Salazar took his turn. “If you’re worried that the codex will be locked away where it won’t be studied by scientists, don’t be. The codex will be in a museum and scientists will be able to apply for access to it just as they do all over the world. Miss Allersby simply wants to be the legal owner and is willing to protect you from any litigation or government inquiry.”

“I’m very sorry,” Sam said, “but we can’t sell what we don’t own. The codex has to go to the Mexican government. I believe there’s information in it that might be used by grave robbers, pot hunters, and thieves to locate and destroy important sites before archaeologists could ever hope to reach them.

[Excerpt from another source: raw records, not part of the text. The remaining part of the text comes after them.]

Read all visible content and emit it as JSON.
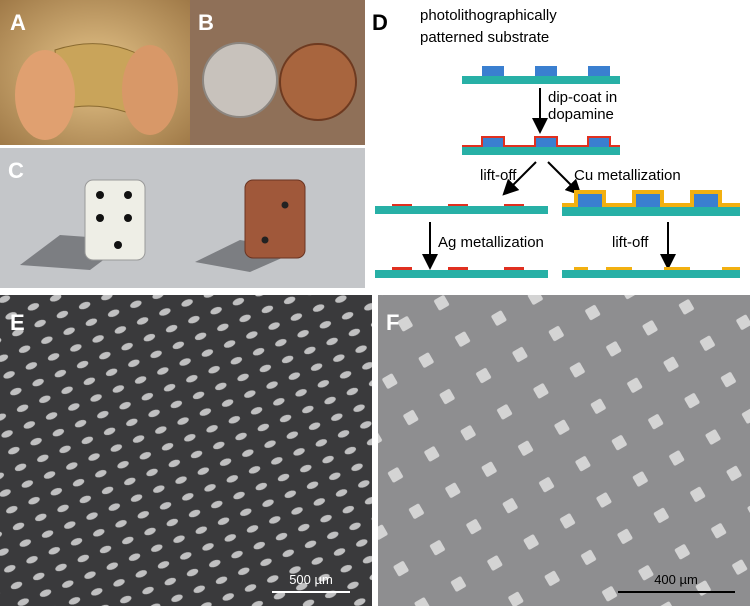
{
  "panel_labels": [
    "A",
    "B",
    "C",
    "D",
    "E",
    "F"
  ],
  "diagram": {
    "title": [
      "photolithographically",
      "patterned substrate"
    ],
    "step_dip": [
      "dip-coat in",
      "dopamine"
    ],
    "left_branch": "lift-off",
    "right_branch": "Cu metallization",
    "left_step": "Ag metallization",
    "right_step": "lift-off"
  },
  "scale_bars": {
    "E": "500 µm",
    "F": "400 µm"
  }
}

We’re not rejecting your offer, we’re rejecting all offers.”

Sarah Allersby stood and looked at her watch. “We’ve got to be going, I’m afraid.” She sighed. “I made you such a large offer because I didn’t want to wait years to buy it from some Mexican institution at auction. But if waiting is necessary, I can do that. At some point, rationality sets in, and bureaucrats realize that a whole new library is better than one old book. Thank you for the tea.”

She turned and in a moment she was out the door. Her lawyers had to hurry to get out and down the sidewalk in time to open the car door for her.

Remi said, “I have a feeling about her.”

“So do I.”

Zoltán stared out the window at the limousine and growled.

Sam and Remi walked back to the climate-controlled room, put on surgical gloves again, took the pot and the codex and carried them out. They went through the secret door in the bookcase, down the stairs to the lower level of the new firing range. Sam opened the gun cabinet, put the codex on a shelf with the pot, closed the safe, and spun the dial of the lock.